The 34-year-old gained notoriety in 2015, when he purchased the commercial rights and then ruthlessly increased the cost of Daraprim, a life-saving Aids medication. Since then, he has maintained his reputation with a provocative presence on social media. This year he was suspended from Twitter, for harassing the journalist Lauren Duca.

As arguments wrapped up in federal court in Brooklyn, New York, Shkreli, known to many as “the most hated man in America”, was accused by government prosecutors of telling “lies upon lies” to investors and regarding himself as “above the law”. Shkreli’s lawyer told the jury his client was a genius and a target for “rich person ‘BS’”.

In terminology reminiscent of one of his idols, Donald Trump, Shkreli used Facebook to tell his fans he was the victim of a witch-hunt.

Shkreli was arrested in December 2015. He is accused of running businesses in the style of pyramid or Ponzi schemes, fooling investors while using their capital to pay off others and settle personal debts. He has pleaded not guilty.

The assistant US attorney Jacquelyn Kasulis told jurors in the month-long trial the defense had given them a “fairytale” portrait of Shkreli, as a hyper-intelligent healthcare entrepreneur who never knowingly deceived investors.

“It’s time,” she said. “Time for Martin Shkreli to be held responsible for his choices. His choices to lie, deceive and steal. The last four weeks have exposed Martin Shkreli for who he really is – a conman who stole millions of dollars.”

Shkreli opted not to testify in his own defense. His lawyer, Benjamin Brafman, said all of his client’s investors had made money.

Another prosecutor, the US assistant attorney Alixandra Smith, said in closing statements Shkreli had lied about the size of his hedge funds, whether such funds were being audited and their financial health. He even lied about attending Columbia University, she said.

Shkreli is charged with defrauding investors at two hedge funds he started, MSMB Capital Management and MSMB Healthcare Management.
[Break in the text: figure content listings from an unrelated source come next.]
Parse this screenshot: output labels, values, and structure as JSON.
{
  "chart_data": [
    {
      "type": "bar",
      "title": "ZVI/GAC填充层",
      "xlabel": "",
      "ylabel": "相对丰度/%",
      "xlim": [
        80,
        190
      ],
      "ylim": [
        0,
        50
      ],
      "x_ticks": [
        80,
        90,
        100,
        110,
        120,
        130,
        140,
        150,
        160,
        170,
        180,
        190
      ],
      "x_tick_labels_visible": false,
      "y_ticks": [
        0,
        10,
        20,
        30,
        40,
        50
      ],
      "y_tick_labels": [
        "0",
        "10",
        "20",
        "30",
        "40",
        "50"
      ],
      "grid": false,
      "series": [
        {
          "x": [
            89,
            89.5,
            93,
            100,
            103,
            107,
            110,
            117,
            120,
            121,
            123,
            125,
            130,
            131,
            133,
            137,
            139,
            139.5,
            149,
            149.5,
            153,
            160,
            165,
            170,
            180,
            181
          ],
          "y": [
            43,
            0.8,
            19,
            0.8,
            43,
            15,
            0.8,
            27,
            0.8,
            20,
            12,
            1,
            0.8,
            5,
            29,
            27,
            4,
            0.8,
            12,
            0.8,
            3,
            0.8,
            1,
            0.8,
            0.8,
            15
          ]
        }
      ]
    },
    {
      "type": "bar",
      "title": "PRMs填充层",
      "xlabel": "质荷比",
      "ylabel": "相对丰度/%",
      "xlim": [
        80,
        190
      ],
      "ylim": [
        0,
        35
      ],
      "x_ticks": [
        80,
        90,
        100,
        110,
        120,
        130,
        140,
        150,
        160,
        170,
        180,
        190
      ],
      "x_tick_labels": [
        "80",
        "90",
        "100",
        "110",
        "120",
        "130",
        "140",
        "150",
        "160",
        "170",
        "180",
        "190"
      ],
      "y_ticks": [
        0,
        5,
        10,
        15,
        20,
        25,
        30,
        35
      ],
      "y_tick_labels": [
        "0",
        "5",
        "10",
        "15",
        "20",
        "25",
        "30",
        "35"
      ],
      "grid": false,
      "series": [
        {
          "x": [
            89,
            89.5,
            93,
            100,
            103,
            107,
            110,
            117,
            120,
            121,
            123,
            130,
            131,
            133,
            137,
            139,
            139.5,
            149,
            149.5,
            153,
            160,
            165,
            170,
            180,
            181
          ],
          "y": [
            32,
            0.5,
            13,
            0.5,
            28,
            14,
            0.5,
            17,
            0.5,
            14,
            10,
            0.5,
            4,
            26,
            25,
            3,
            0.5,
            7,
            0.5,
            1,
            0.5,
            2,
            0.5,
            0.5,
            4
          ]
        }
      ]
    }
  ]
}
When one of the funds collapsed, Shkreli raised more money and started Retrophin, a pharmaceutical company. He later started another drug company, Turing Pharmaceuticals, and used a loophole in drug licensing laws to buy the rights to long established but niche medications and then hike the prices.

Shkreli shot to public notice in September 2015 when he raised by 5,000% the price of Daraprim, a drug often used by Aids sufferers, then mocked and scorned critics who said he was putting lives in danger. At a February 2016 congressional hearing into the overpricing of drugs, he refused to testify.

Shkreli traded off his notoriety, buying for $2m the sole copy of an album by the Wu Tang Clan and spending many months tantalizing the public about it before broadcasting excerpts on Facebook Live hours after Trump won the presidential election last November.

Talking to reporters during his trial, he mocked prosecutors as “junior varsity” and said: “The world blames me for almost everything.” He was rebuked by the presiding US district judge, Kiyo Matsumoto, who ordered him to stop talking to the media in the courthouse or outside.

Last Thursday, Shkreli ranted about the Department of Justice in a Facebook post and referred to Trump campaign slogans.

“My case is a silly witch hunt perpetrated by self-serving prosecutors,” he wrote. “Thankfully my amazing attorney sent them back to junior varsity where they belong. Drain the swamp. Drain the sewer that is the DoJ. MAGA.”